On the road, learning together

By Sydney Krisanda, Rural Partnerships Intern

Karen Lewotsky and Sydney Krisanda in Echo, OR (left to right).

This summer, I have the privilege of working with Karen Lewotsky, Rural Partnerships Director, on numerous water-related projects.

A large part of Karen’s work at Oregon Environmental Council focuses on building relationships that extend beyond Oregon’s urban growth boundaries, reaching out to farmers and ranchers who are hard at work growing the food we all need and love.

Earlier this month, I was presented with the opportunity to visit an Oregon farm as part of my internship I knew I was in for a new and exciting experience!

A few colleagues and I traveled three hours east of Portland’s bustling city center to the small town of Echo,  home of Madison Ranches. Upon arriving at the farm, I was immediately overjoyed by the amount of wide open land in front of my eyes.

Alfalfa blooms at Madison Ranches.

I’m originally from Rochester, NY, and I have spent my entire life on the East Coast.

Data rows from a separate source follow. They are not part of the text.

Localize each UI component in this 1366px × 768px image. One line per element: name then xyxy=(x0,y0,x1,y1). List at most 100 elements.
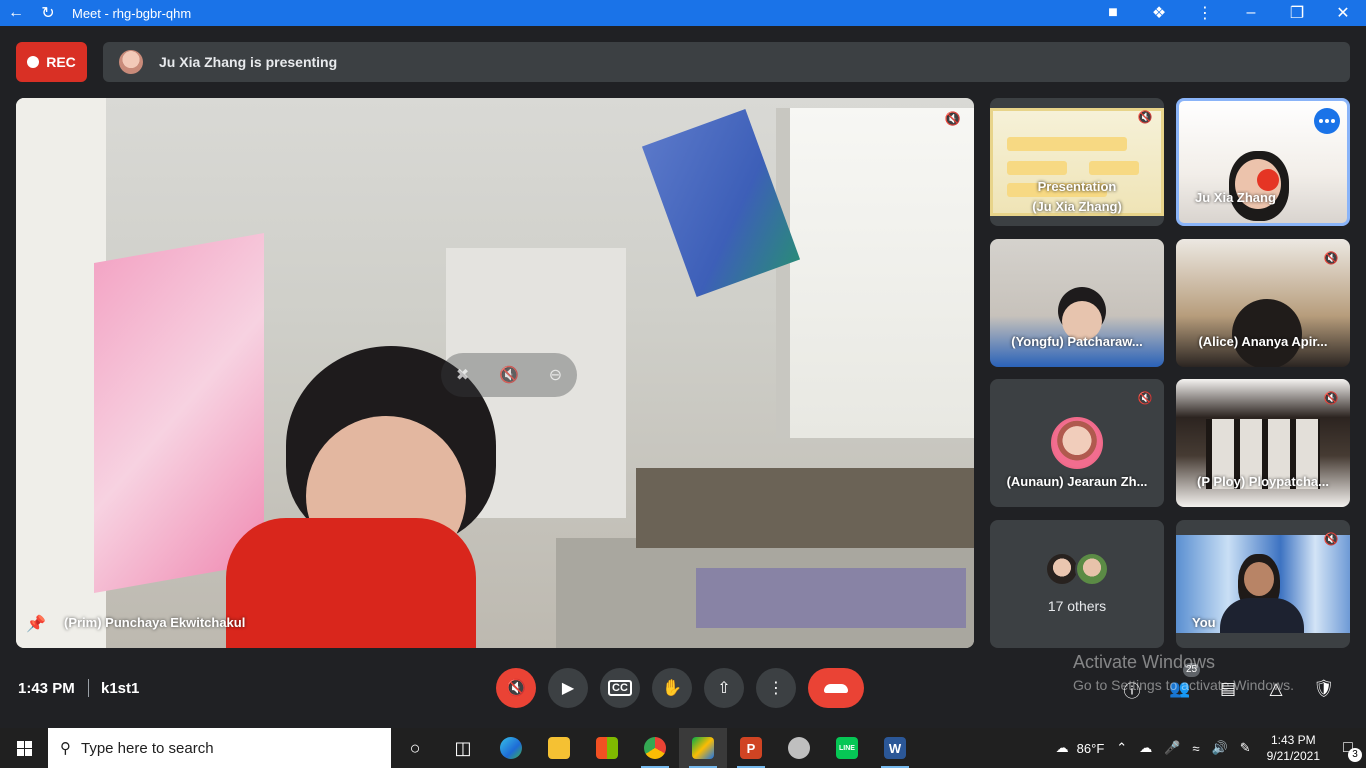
store-icon[interactable] xyxy=(583,728,631,768)
notifications-icon[interactable]: □ 3 xyxy=(1330,728,1366,768)
tile-aunaun[interactable]: 🔇 (Aunaun) Jearaun Zh... xyxy=(990,379,1164,507)
tile-label: (Alice) Ananya Apir... xyxy=(1198,334,1328,349)
presenting-banner: Ju Xia Zhang is presenting xyxy=(103,42,1350,82)
video-mat xyxy=(696,568,966,628)
mic-off-icon: 🔇 xyxy=(1323,391,1339,405)
record-dot-icon xyxy=(27,56,40,68)
video-wall xyxy=(16,98,106,648)
rec-label: REC xyxy=(46,54,76,70)
minimize-icon[interactable]: – xyxy=(1228,0,1274,26)
raise-hand-button[interactable]: ✋ xyxy=(652,668,692,708)
participant-avatar xyxy=(1051,417,1103,469)
others-count: 17 others xyxy=(1047,598,1107,614)
tile-ju-xia-zhang[interactable]: Ju Xia Zhang xyxy=(1176,98,1350,226)
mic-off-icon: 🔇 xyxy=(1323,532,1339,546)
taskbar-search-box[interactable]: ⚲ Type here to search xyxy=(48,728,391,768)
tile-alice[interactable]: 🔇 (Alice) Ananya Apir... xyxy=(1176,239,1350,367)
more-vert-icon[interactable]: ⋮ xyxy=(1182,0,1228,26)
chrome-icon[interactable] xyxy=(631,728,679,768)
mic-off-icon: 🔇 xyxy=(944,111,962,126)
wifi-icon[interactable]: ≈ xyxy=(1186,728,1205,768)
cloud-icon: ☁ xyxy=(1055,740,1069,755)
tile-label: (Yongfu) Patcharaw... xyxy=(1011,334,1143,349)
cortana-icon[interactable]: ○ xyxy=(391,728,439,768)
chevron-up-icon[interactable]: ⌃ xyxy=(1110,728,1133,768)
more-vert-icon: ⋮ xyxy=(768,680,784,697)
media-player-icon[interactable] xyxy=(775,728,823,768)
tile-p-ploy[interactable]: 🔇 (P Ploy) Ploypatcha... xyxy=(1176,379,1350,507)
slide-line xyxy=(1089,161,1139,175)
more-options-button[interactable]: ⋮ xyxy=(756,668,796,708)
mic-off-icon: 🔇 xyxy=(1137,110,1153,124)
recording-badge[interactable]: REC xyxy=(16,42,87,82)
start-button[interactable] xyxy=(0,728,48,768)
weather-widget[interactable]: ☁ 86°F xyxy=(1050,728,1111,768)
pin-off-icon[interactable]: ✖ xyxy=(456,365,469,385)
task-view-icon[interactable]: ◫ xyxy=(439,728,487,768)
line-logo: LINE xyxy=(836,737,858,759)
tile-yongfu[interactable]: (Yongfu) Patcharaw... xyxy=(990,239,1164,367)
volume-icon[interactable]: 🔊 xyxy=(1206,728,1234,768)
camera-toggle-button[interactable]: ▶ xyxy=(548,668,588,708)
microphone-icon[interactable]: 🎤 xyxy=(1158,728,1186,768)
meet-app-icon[interactable] xyxy=(679,728,727,768)
present-screen-button[interactable]: ⇧ xyxy=(704,668,744,708)
participant-face xyxy=(1244,562,1274,596)
captions-button[interactable]: CC xyxy=(600,668,640,708)
camera-icon[interactable]: ■ xyxy=(1090,0,1136,26)
tile-label: Ju Xia Zhang xyxy=(1195,190,1276,205)
mic-off-icon: 🔇 xyxy=(506,680,526,697)
video-window xyxy=(776,108,974,438)
back-arrow-icon[interactable]: ← xyxy=(0,0,32,26)
divider xyxy=(88,679,89,697)
video-poster xyxy=(94,233,264,593)
search-placeholder: Type here to search xyxy=(81,739,214,757)
weather-temp: 86°F xyxy=(1076,740,1105,756)
pin-icon[interactable]: 📌 xyxy=(26,614,46,634)
mute-icon[interactable]: 🔇 xyxy=(499,365,519,385)
remove-icon[interactable]: ⊖ xyxy=(549,365,562,385)
end-call-button[interactable] xyxy=(808,668,864,708)
tile-others[interactable]: 17 others xyxy=(990,520,1164,648)
tile-label: (P Ploy) Ploypatcha... xyxy=(1197,474,1329,489)
restore-icon[interactable]: ❐ xyxy=(1274,0,1320,26)
word-icon[interactable]: W xyxy=(871,728,919,768)
host-controls-icon[interactable]: 🛡 xyxy=(1311,676,1337,702)
line-app-icon[interactable]: LINE xyxy=(823,728,871,768)
edge-icon[interactable] xyxy=(487,728,535,768)
system-tray: ☁ 86°F ⌃ ☁ 🎤 ≈ 🔊 ✎ 1:43 PM 9/21/2021 □ 3 xyxy=(1050,728,1366,768)
onedrive-icon[interactable]: ☁ xyxy=(1133,728,1158,768)
pen-icon[interactable]: ✎ xyxy=(1234,728,1257,768)
taskbar-clock[interactable]: 1:43 PM 9/21/2021 xyxy=(1257,732,1330,764)
file-explorer-icon[interactable] xyxy=(535,728,583,768)
tile-label-line2: (Ju Xia Zhang) xyxy=(1032,199,1122,214)
notification-count: 3 xyxy=(1348,748,1362,762)
meet-logo xyxy=(692,737,714,759)
speaking-indicator-icon xyxy=(1314,108,1340,134)
present-screen-icon: ⇧ xyxy=(717,680,731,697)
reload-icon[interactable]: ↻ xyxy=(32,0,64,26)
tile-presentation[interactable]: 🔇 Presentation (Ju Xia Zhang) xyxy=(990,98,1164,226)
participant-dress xyxy=(226,518,476,648)
word-logo: W xyxy=(884,737,906,759)
captions-icon: CC xyxy=(608,680,632,696)
close-icon[interactable]: ✕ xyxy=(1320,0,1366,26)
extension-puzzle-icon[interactable]: ❖ xyxy=(1136,0,1182,26)
flower-decoration xyxy=(1257,169,1279,191)
powerpoint-icon[interactable]: P xyxy=(727,728,775,768)
presenting-text: Ju Xia Zhang is presenting xyxy=(159,54,338,70)
taskbar-date: 9/21/2021 xyxy=(1266,749,1320,763)
activate-windows-title: Activate Windows xyxy=(1073,652,1216,672)
window-title: Meet - rhg-bgbr-qhm xyxy=(72,5,192,21)
store-logo xyxy=(596,737,618,759)
browser-titlebar: ← ↻ Meet - rhg-bgbr-qhm ■ ❖ ⋮ – ❐ ✕ xyxy=(0,0,1366,26)
powerpoint-logo: P xyxy=(740,737,762,759)
tile-hover-controls: ✖ 🔇 ⊖ xyxy=(441,353,577,397)
windows-logo-icon xyxy=(16,740,32,756)
microphone-toggle-button[interactable]: 🔇 xyxy=(496,668,536,708)
tile-you[interactable]: 🔇 You xyxy=(1176,520,1350,648)
tile-label: You xyxy=(1192,615,1216,630)
slide-line xyxy=(1007,137,1127,151)
main-video-tile[interactable]: 🔇 ✖ 🔇 ⊖ 📌 (Prim) Punchaya Ekwitchakul xyxy=(16,98,974,648)
others-avatar xyxy=(1045,552,1079,586)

Rocks and boulders inhibit a thriving agricultural sector in the East and I am used to seeing scattered fields only a few acres in size. Madison Ranches, however, spans 17,000 acres, over half of which are irrigated lands for growing crops such as onions, wheat, corn, and alfalfa. Jake Madison, fourth generation owner of his family farm, took us to an alfalfa field to get a first-hand look at his production. Stepping onto the field, I was overwhelmed with the buzzing of millions of pollinator bees, the dripping of the irrigation hoses, and the beautiful smell of blooming alfalfa. I was surrounded by a complex agricultural system.

Inspecting the pollinator bees.

Jake Madison operates his farm on a model that prioritizes conservation and efficiency. He uses precision irrigation technology to ensure that his crops get just the right amount of water at the right time everyday. It was remarkable to see how technology can be used to enhance agricultural production and provide environmental benefits.

The entire experience allowed me to see the importance of connecting with rural partners across the state of Oregon. The hard work of farmers and ranchers is crucial for the growth of the state and listening to their voice and perspective is an essential step in bringing all Oregonians together.

Sydney Krisanda is a senior at Connecticut College, where she is pursuing a bachelor’s degree in Economics and Environmental studies.